As my day job I manage an SBA Microloan Program where we help provide loans up to $50,000 to small businesses. A major mistake that I see happen over and over again is an entrepreneur will fail to create financial projections before jumping in and investing in a new business, they will invest their life savings to get the business started, spend every last penny and then still come up short and in need of a business loan.
A recent example was a hopeful restaurant owner put $70,000 into purchasing and rehabbing a building for his new restaurant, but after spending everything he had, he ended up $30,000 short. At this point no one could help him. If he would have come to the bank first and asked for a loan for $100k and said that he had $70k in savings that he was willing to pledge as cash collateral for the loan, the bank would have almost undoubtedly said yes. They would have taken the whole building as collateral, plus his $70k in cash and slapped an SBA Guarantee on the loan to cover 85% of the loan if it went bad.
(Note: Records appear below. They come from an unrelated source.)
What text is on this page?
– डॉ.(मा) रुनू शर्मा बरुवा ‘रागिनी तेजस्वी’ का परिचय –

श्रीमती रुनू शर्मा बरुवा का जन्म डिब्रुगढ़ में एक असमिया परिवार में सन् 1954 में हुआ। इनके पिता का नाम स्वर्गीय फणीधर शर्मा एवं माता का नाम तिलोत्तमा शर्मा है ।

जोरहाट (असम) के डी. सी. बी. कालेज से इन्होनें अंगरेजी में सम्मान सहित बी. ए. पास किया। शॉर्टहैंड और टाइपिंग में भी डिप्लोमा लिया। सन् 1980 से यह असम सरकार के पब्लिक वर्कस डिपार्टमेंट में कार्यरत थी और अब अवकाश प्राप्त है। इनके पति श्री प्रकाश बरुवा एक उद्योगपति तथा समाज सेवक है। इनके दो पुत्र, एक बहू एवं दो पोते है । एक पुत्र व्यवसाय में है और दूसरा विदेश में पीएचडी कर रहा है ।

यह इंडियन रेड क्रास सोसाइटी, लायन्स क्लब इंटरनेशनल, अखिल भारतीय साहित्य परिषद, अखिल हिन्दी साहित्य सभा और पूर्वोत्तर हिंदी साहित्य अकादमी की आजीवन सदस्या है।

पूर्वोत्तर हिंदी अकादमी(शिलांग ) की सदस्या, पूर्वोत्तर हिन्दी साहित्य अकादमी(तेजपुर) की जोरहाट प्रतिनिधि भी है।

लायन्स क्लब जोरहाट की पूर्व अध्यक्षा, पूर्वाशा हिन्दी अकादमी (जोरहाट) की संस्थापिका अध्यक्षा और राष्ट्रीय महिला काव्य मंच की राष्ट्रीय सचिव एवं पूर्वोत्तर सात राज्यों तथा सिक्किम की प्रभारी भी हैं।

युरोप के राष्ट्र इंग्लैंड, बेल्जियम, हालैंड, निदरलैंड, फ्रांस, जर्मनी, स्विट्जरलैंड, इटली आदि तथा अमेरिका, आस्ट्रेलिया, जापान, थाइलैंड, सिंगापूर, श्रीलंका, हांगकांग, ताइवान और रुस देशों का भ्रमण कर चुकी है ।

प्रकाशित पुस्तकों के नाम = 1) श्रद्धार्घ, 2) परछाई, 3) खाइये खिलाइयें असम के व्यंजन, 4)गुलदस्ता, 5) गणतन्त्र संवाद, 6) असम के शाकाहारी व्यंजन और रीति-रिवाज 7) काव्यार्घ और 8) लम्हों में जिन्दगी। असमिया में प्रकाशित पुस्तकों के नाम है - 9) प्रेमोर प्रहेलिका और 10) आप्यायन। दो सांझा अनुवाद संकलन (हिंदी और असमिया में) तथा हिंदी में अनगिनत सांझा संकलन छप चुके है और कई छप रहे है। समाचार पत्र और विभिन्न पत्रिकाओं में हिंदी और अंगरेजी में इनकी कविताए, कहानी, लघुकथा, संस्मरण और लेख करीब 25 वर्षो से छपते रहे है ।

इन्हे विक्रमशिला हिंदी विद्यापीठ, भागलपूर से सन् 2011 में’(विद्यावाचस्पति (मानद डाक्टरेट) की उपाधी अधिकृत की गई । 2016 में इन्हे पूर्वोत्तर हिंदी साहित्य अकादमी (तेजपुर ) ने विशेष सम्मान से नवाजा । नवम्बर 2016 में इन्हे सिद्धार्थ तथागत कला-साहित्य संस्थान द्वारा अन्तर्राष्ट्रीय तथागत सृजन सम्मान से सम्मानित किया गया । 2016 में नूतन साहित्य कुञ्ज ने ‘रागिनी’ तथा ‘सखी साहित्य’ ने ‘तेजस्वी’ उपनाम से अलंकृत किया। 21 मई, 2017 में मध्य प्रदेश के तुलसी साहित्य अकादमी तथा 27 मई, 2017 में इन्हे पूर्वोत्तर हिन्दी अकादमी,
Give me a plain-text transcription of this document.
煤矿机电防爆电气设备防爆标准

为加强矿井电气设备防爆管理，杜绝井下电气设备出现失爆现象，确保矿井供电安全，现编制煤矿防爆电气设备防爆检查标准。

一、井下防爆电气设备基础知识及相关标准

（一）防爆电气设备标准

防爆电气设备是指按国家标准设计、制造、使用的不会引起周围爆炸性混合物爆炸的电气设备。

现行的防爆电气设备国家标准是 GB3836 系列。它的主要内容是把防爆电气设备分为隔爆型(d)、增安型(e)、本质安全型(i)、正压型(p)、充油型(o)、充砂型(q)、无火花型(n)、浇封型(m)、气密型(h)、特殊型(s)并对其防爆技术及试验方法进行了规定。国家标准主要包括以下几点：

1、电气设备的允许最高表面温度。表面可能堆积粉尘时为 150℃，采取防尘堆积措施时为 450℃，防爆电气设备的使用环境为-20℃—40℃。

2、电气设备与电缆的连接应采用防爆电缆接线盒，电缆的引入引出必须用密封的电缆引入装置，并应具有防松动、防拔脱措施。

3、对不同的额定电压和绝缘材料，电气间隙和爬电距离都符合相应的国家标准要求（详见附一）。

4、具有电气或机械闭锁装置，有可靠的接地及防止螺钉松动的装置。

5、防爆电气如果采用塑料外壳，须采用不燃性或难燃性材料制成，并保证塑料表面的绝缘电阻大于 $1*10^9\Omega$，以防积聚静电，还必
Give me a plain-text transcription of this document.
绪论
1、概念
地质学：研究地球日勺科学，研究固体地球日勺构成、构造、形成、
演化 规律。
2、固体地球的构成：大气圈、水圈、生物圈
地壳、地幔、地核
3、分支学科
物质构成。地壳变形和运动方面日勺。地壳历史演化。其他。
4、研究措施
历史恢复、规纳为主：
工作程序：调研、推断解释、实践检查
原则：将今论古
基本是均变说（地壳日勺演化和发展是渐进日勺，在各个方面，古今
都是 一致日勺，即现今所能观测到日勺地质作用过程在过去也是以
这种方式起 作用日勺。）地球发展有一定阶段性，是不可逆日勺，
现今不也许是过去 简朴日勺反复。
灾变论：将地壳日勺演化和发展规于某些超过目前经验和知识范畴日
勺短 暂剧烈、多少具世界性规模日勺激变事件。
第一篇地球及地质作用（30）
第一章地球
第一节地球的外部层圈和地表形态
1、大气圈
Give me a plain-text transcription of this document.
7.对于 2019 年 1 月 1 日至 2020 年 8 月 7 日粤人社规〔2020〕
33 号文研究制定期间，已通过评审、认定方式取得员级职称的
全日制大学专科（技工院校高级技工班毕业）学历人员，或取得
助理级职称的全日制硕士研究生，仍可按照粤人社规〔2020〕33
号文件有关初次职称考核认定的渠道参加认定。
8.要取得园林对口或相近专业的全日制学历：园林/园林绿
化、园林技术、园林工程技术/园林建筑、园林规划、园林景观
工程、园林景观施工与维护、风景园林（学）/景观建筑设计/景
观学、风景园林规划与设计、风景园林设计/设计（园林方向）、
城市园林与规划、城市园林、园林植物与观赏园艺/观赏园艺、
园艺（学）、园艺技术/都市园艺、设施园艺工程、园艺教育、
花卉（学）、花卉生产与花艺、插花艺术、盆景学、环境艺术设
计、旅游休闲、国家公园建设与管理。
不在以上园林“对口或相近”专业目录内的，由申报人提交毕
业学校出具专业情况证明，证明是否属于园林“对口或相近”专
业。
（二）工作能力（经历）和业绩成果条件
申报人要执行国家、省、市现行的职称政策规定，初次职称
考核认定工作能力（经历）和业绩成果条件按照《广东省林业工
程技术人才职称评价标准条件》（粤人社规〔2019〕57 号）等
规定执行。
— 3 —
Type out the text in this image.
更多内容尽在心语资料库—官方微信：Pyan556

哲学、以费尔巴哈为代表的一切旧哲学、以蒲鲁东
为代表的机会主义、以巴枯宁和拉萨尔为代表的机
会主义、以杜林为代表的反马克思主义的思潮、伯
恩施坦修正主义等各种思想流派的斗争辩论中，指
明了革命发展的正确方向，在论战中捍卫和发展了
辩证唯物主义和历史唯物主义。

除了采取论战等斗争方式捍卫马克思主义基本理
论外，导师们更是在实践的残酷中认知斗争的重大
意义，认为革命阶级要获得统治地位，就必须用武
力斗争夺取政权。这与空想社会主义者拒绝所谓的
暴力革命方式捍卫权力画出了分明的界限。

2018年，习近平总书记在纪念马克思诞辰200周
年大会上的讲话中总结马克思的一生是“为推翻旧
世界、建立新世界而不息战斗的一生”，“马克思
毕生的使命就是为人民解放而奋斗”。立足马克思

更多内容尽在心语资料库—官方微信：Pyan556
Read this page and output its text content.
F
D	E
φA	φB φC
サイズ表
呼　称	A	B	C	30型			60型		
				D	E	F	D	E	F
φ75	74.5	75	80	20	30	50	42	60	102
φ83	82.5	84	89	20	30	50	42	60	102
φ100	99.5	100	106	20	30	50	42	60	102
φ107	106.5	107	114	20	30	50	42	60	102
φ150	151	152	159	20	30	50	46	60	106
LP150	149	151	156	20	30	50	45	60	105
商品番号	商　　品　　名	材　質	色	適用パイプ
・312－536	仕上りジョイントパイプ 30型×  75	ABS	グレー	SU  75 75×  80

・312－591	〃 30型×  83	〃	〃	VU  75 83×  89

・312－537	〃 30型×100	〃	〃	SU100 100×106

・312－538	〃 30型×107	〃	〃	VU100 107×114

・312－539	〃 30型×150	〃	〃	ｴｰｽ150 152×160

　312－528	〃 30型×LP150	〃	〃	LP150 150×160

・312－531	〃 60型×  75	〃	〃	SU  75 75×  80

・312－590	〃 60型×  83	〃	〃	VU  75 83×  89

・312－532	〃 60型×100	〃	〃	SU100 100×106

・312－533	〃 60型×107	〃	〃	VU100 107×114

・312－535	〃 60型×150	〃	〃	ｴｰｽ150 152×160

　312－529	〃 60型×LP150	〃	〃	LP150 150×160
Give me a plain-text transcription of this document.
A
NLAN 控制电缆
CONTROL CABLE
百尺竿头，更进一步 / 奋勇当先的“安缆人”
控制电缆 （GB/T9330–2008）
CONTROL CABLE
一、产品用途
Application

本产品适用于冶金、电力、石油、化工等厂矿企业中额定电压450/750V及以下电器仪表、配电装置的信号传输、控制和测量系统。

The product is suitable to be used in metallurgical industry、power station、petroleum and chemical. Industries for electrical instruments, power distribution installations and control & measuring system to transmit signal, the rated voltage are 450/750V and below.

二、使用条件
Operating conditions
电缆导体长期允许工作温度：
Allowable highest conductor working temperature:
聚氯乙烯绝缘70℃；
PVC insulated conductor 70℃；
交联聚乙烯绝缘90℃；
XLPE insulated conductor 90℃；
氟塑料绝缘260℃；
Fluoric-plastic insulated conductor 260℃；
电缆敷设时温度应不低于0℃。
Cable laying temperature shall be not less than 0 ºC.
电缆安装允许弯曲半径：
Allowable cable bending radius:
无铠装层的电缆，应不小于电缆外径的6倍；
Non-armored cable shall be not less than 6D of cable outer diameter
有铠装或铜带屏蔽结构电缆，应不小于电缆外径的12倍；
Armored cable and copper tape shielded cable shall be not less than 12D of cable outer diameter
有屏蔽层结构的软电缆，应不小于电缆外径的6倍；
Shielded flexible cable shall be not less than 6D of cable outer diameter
In this situation the bank could hardly lose.
Instead, the business owner asked the bank for $30,000 which is a small loan for a traditional bank, they wouldn’t make any interest income on the loan anyway, plus the owner had no savings, and his building was basically worthless at this point because it was all torn up and only halfway complete.
This poor guy had what he needed to start a successful restaurant, but he spent his life savings first. I urge any potential business owner to spend time creating financial projections before you invest your life savings into a business, this would have saved this particular entrepreneur $70,000. He would have realized that 70k was not enough to open and would have sought a loan from a bank first before jumping into the business.
The moral of the story is to preserve your cash because it gives your more options. It is better to keep 70k in cash and borrow $100k than to spend the 70k in cash and try to borrow 30k. Cash gives you options, so guard it closely!